City of Dallas installs new air quality monitors in neighborhoods

City of Dallas installs new air quality monitors in neighborhoods

City of Dallas and The Nature Conservancy in Texas, together with Texas A&M Transportation Institute began installing neighborhood air quality monitors in nine different Dallas neighborhoods as part of the Breathe Easy Dallas project this week.

“We are so excited to finally get this equipment into the neighborhoods,” said Susan Alvarez, assistant director of Environmental Compliance & Sustainability. “This project will give us better insight on neighborhood-level air quality, while also advancing the state of the science related to this equipment. These instruments have been calibrated to the Texas Commission on Environmental Quality (TCEQ)-monitors that are used to determine overall air quality in Dallas.  It will be interesting to see how well these instruments work, and how we can best use the data from these sensors to improve public health. We are grateful to our partners who are working with us on this important effort.”

Breathe Easy Dallas, which started in 2017, is a collaboration with Texas A&M University Transportation Institute (TTI) Center for Advanced Research in Transportation Emissions, Energy and Health (CARTEEH), the City, and The Nature Conservancy in Texas and other health and community organizations to advance scientific understanding and application of local air monitoring for improved public health outcomes among high-risk populations.
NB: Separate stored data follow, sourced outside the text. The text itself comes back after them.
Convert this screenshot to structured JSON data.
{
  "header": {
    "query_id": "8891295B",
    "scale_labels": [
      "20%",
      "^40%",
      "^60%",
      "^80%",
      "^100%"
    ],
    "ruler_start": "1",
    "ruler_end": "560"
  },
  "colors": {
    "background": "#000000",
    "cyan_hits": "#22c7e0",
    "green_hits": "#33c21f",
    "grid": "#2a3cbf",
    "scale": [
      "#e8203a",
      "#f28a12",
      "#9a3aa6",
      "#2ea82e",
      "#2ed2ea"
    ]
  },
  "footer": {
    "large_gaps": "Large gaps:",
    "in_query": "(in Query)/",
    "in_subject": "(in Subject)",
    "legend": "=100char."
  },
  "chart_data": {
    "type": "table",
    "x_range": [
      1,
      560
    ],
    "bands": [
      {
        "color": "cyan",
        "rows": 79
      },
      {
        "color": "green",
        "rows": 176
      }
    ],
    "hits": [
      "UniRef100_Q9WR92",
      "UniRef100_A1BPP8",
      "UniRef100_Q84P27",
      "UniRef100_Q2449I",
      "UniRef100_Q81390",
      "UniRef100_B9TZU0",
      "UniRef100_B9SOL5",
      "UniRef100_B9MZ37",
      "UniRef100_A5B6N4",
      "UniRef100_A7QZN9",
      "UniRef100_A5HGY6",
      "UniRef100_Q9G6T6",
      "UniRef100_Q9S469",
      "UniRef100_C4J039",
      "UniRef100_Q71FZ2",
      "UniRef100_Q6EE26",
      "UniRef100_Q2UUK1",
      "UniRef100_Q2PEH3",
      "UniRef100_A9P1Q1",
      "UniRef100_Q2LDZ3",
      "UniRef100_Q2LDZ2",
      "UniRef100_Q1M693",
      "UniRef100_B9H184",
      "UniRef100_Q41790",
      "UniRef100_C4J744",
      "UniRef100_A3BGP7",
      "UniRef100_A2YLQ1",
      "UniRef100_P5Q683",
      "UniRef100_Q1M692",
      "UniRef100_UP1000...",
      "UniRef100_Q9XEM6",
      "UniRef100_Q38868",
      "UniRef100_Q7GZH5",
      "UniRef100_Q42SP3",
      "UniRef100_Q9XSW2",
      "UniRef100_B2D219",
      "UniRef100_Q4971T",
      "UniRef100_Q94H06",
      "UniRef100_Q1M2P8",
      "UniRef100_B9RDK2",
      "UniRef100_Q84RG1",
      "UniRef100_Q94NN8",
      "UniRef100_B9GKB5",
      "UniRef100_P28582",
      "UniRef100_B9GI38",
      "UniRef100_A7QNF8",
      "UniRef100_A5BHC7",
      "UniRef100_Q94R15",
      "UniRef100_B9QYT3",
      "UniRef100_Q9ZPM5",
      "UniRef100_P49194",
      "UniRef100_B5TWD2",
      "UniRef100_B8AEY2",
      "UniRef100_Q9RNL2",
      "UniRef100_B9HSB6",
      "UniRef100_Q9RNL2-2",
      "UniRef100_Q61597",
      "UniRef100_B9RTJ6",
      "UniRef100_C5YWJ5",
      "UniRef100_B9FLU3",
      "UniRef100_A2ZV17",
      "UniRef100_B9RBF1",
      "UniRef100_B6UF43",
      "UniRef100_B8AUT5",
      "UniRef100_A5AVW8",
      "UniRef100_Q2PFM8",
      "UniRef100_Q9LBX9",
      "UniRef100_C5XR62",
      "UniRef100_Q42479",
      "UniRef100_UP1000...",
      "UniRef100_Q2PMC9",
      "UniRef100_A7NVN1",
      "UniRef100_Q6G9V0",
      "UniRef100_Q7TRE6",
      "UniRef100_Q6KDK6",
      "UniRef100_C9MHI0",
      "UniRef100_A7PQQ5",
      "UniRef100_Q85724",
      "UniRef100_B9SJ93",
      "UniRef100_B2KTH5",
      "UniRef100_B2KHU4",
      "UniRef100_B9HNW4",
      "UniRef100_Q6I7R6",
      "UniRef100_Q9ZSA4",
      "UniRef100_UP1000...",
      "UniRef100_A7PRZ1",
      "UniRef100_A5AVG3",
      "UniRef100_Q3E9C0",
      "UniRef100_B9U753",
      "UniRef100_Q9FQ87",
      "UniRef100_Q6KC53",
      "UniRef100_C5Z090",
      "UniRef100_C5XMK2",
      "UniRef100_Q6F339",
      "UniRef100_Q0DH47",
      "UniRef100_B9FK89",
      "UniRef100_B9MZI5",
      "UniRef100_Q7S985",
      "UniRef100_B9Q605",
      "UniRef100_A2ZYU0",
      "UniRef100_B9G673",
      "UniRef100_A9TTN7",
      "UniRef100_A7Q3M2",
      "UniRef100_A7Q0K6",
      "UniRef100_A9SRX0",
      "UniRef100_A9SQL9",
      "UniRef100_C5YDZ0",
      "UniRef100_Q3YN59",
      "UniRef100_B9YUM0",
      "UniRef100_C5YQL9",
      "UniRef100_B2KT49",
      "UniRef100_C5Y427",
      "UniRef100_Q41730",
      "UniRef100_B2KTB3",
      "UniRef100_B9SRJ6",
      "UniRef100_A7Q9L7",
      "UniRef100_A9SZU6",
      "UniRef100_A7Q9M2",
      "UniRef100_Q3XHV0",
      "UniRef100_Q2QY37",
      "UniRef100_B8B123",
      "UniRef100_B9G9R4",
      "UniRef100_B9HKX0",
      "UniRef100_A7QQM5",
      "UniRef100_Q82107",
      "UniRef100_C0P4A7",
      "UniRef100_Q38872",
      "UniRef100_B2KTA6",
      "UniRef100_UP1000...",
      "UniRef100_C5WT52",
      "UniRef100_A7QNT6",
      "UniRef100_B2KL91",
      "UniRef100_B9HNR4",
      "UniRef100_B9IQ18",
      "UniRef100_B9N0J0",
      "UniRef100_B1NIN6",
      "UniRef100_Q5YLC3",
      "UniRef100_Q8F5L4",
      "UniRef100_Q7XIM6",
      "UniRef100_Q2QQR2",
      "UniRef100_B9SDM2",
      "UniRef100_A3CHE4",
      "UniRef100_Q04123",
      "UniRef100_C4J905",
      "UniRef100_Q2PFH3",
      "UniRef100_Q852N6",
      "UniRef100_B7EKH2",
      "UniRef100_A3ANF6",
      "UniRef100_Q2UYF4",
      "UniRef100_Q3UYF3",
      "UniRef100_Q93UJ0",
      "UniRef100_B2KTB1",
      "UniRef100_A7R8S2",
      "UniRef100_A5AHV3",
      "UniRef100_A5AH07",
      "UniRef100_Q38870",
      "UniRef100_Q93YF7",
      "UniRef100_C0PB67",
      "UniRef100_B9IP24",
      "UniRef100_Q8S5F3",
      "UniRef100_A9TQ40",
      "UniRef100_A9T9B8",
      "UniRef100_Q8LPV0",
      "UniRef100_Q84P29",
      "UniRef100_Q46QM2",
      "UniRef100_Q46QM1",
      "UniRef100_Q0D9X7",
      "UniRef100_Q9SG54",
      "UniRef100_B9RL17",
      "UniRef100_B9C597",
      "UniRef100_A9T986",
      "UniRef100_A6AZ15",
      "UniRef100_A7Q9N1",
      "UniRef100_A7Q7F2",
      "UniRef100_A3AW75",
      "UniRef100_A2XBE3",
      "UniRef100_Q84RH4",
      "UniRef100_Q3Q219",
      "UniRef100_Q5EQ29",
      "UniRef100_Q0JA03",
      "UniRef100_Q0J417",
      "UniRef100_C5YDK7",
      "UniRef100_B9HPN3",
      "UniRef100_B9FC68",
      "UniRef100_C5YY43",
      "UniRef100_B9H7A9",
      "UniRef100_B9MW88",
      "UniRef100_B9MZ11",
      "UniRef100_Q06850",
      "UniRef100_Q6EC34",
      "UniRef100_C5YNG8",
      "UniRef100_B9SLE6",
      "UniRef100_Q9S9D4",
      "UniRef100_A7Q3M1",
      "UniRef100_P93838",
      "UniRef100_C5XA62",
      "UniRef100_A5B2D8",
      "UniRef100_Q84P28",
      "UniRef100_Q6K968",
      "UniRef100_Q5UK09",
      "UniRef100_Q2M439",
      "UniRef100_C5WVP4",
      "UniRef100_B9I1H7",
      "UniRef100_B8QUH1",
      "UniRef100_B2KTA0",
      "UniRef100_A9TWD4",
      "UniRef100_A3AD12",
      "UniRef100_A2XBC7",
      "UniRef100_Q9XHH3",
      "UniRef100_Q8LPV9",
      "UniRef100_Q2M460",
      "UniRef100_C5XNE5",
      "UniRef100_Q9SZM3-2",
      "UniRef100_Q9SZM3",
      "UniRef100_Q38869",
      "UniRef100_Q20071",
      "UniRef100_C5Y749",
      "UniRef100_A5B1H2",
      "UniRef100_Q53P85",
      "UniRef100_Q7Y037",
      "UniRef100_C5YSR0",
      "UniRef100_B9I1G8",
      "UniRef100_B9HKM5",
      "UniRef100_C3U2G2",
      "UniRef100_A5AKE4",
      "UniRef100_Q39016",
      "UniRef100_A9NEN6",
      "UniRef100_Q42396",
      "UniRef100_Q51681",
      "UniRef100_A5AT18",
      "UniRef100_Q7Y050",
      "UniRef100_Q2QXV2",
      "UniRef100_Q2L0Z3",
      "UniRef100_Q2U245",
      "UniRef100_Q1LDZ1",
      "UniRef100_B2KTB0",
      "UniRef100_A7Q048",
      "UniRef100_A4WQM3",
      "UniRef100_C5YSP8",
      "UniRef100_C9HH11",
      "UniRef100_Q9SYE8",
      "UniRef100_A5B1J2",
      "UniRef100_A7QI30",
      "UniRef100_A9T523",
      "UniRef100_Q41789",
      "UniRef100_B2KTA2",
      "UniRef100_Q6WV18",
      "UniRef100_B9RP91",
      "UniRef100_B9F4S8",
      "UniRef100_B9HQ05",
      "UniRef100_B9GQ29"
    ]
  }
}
“In deploying these air monitors in the field, we embark on a critical, one-year study that will provide us with the data necessary to better understand the role that local air quality plays in relation to pediatric asthma,” said Dallas Healthy Cities Program Director at The Nature Conservancy in Texas Kathy Jack. “The collected data will be shared with local health and community stakeholders to advance additional, parallel research efforts and inform future air quality related health interventions.” 

The nine neighborhood locations were selected through review of current Safe-Route-to-School program areas, along with available public health data relative to prevalence of childhood asthma, and racial and economic demographics. A map of current monitoring sites is below. 

Breathe Easy Dallas is made possible by Lyda Hill Philanthropies, the Climate Works Foundation, and the Hoblitzelle Foundation.